Length of Ca-alignment as a function of PDB entry, obtained by SSM (black line) and DEJAVU (red line). Details of the calculations are given here.
 

It is therefore expectable that DEJAVU produces shorter RMSDs, which is fully confirmed by data in Figure 1SAR:A-15. The Figure makes an impression that DEJAVU imposes high penalties for RMSDs higher than 2Å. RMSDs from SSM are considerably higher however stay in a reasonable range (less than 5Å).


  Figure 1SAR:A-15.
RMSD of Ca-alignment corresponding to data in Figure 1SAR:A-14. Details of the calculations are given here.
 

The match index, calculated from SSM results, appears virtually coinciding with that derived from DEJAVU's output (cf. Figure 1SAR:A-16). Given the difference in alignment lengths and RMSDs in Figures 1SAR:A-14 and 1SAR:A-15, one may therefore conclude SSM and DEJAVU differ substantially in balancing the compromise between alignment length and RMSD at similar principal quality of alignments.


  Figure 1SAR:A-16.
Match Index corresponding to data shown in Figure 1SAR:A-14. Details of the calculations are given here.
 

P-values of SSM and DEJAVU alignments are shown in Figure 1SAR:A-17. As seen from the Figure, there is a similarity in the SSM and DEJAVU assessment of statistical significance of the results. While DEJAVU gives lower P-values for remote structures, SSM assigns a higher statistical significance (lower P-values) to highly similar structures.


  Figure 1SAR:A-17.
P-values corresponding to matches shown in Figure 1SAR:A-14. Details of the calculations are given here.
 

Z-scores of SSM and DEJAVU alignments, presented in Figure 1SAR:A-18, show a slightly better agreement than P-values (cf. Figure 1SAR:A-17). Z-scores from DEJAVU are approximately twice higher than those from SSM.


  Figure 1SAR:A-18.
Z-scores corresponding to matches shown in Figure 1SAR:A-14. Details of the calculations are given here.
 

 

 

5.  Conclusion

The principal quality of 3D Ca-alignments, as measured by match index, is in a good agreement between results produced by SSM and those obtained from other servers. However, the servers differ in solving the compromise between alignment length in RMSD. In that respect, SSM agrees reasonably well with VAST, CE, DALI and DEJAVU, to the degree of their difference from each other.

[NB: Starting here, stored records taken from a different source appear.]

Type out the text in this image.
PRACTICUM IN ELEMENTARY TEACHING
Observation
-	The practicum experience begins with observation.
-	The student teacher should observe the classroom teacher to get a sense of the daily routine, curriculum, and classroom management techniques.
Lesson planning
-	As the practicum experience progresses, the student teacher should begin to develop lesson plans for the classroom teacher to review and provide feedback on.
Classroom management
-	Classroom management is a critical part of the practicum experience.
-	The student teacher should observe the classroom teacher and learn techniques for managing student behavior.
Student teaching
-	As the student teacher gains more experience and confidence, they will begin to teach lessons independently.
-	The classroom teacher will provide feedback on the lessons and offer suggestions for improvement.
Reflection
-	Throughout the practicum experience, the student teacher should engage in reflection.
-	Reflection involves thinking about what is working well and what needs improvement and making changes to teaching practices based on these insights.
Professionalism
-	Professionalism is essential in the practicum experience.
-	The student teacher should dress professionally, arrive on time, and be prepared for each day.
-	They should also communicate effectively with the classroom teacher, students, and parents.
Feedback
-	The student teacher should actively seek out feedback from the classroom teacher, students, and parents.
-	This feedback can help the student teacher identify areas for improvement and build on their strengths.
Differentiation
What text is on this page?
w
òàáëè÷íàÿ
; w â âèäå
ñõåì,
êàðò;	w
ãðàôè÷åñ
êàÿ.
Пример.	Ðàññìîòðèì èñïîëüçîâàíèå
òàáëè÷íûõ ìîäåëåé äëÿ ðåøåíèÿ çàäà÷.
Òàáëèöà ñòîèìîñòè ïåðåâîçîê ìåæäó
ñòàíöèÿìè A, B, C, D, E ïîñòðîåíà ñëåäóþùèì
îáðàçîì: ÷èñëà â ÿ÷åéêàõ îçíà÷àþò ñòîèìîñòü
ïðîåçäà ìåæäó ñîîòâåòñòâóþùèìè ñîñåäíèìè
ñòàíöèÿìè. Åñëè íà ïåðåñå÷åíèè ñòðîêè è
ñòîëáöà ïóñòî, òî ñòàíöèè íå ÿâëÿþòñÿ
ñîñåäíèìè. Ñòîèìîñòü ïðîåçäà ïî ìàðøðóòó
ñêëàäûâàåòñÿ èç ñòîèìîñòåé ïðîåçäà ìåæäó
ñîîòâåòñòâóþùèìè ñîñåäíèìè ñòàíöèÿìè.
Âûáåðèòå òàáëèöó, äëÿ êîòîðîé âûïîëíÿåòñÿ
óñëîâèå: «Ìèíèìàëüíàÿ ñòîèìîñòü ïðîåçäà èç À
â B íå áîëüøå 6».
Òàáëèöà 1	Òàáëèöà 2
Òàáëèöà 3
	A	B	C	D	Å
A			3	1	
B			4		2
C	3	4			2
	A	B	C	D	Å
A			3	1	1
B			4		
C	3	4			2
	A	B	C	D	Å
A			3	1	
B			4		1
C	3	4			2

Thus, SSM produces longer alignments than those from VAST, but shorter than those from CE, for remote structures. Correspondingly, VAST's RMSDs are lower, and the ones from CE - higher than those from SSM. DALI tends to longer alignments at higher RMSDs for remote structures, as compared with SSM. DEJAVU's output consists mostly of remote structural neighbours, at shorter, than SSM's, alighment lengths and lower RMSDs. P-values and Z-scores demonstrate similar trends however differ in numbers. This allows one to use them for rating the matches, expecting that the correspondence in the rating will be preserved, on average, between different servers.